The potential for recovering shale gas by fracking in the UK may have been overhyped, because the geological history of the region has been overlooked, Prof John Underhill, chief scientist at Heriot Watt's Institute of Petroleum Engineering has warned.
Plate tectonics and the effects of volcanism millions of years ago may have deformed the rocks in which hydrocarbon deposits form, prevent their formation in the first place or making them uneconomical to recover. This would mean that the debate over the environmental effects of fracking is a sideshow, said Underhill: “Both sides of the hydraulic fracturing debate assume that the geology is a ‘slam dunk’ and it will work if exploration drilling goes ahead. The inherent complexity of the sedimentary basins has not been fully appreciated or articulated and, as a result, the opportunity has been overhyped.

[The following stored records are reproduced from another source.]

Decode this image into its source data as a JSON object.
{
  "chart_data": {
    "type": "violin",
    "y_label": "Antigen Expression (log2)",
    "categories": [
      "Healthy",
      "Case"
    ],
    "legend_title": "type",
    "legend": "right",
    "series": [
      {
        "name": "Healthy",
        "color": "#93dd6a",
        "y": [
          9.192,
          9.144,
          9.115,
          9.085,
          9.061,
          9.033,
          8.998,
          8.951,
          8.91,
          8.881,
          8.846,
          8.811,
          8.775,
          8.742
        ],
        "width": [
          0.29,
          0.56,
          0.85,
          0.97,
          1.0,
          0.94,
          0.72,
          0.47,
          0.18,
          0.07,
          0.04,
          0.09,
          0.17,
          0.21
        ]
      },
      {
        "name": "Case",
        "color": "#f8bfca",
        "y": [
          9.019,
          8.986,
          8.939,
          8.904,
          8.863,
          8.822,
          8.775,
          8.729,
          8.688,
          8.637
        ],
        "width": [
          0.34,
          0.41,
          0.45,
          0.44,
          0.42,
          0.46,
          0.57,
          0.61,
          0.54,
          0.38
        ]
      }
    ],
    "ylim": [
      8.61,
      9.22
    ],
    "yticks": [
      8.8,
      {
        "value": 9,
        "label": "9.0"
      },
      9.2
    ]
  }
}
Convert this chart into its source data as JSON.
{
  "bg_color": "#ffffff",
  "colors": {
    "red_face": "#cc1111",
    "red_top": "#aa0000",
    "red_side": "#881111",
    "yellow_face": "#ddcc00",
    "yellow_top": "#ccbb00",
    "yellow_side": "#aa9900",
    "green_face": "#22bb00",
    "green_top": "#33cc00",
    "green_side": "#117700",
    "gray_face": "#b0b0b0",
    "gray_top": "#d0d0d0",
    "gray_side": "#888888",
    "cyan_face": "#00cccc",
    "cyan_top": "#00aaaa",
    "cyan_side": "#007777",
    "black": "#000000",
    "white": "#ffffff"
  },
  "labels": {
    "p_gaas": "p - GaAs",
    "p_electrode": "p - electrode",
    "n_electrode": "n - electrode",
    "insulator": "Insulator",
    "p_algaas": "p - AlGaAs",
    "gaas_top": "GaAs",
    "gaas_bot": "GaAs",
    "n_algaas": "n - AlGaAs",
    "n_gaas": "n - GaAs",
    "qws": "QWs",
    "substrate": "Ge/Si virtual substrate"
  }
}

In the US and Eastern Europe, where shale gas is plentiful, deposits formed in the middle of continental plates. But this is not true of the UK, which is at the edge of a continental plate and its geology is, therefore, vulnerable to deformation by the effects of plate tectonics. The crucial event in this case, according to Prof Underhill, was the formation of the Atlantic Ocean 55 million years ago, accompanied by an upward surge of molten magma under Iceland. This surge tilted the rocks that now make up the UK and pushed the sedimentary basins where material had collected that would be turned into natural gas by the heat and pressure of overlying rocks against the stable geology of continental Europe.
This would have two effects, Prof Underhill said. First, the sedimentary material would have been lifted up to a level where they would no longer generate petroleum. Second, the geological processes pressing the basins against the continental geology would have folded and fractured the shales where deposits may have already formed into compartments and faults along which gas may have escaped.
“There is a need to factor this considerable and fundamental geological uncertainty into the economic equation," he said. "It would be extremely unwise to rely on shale gas to ride to the rescue of the UK's gas needs only to discover that we’re 55 million years too late.”
Three potential fracking sites, the Weald Basin in south-east England, the Bowland Shale in Lancashire and the West Lothian Oil Shale in Scotland are all known to have undergone geological deformation since their formation, Prof Underhill noted, leading to complex structures in their rocks and uncertainty as to whether they would yield economic amounts of gas.
The technical director of fracking firm Caudrilla, Mark Lappin, told the BBC that the company wants to undertake drilling tests to better understand the nature of shale deposits under the UK. The British Geological Survey (BGS) estimated that there were large potential gas reserves but has not done research that would confirm Prof Underhill’s suspicions. “It's the purpose of our current drilling operations to better understand the reserve, reduce speculation from all sides and decide if and how to develop it,” Lappin told the BBC News website. "I expect Professor Underhill would be supportive of the effort to understand the resource including geological variation."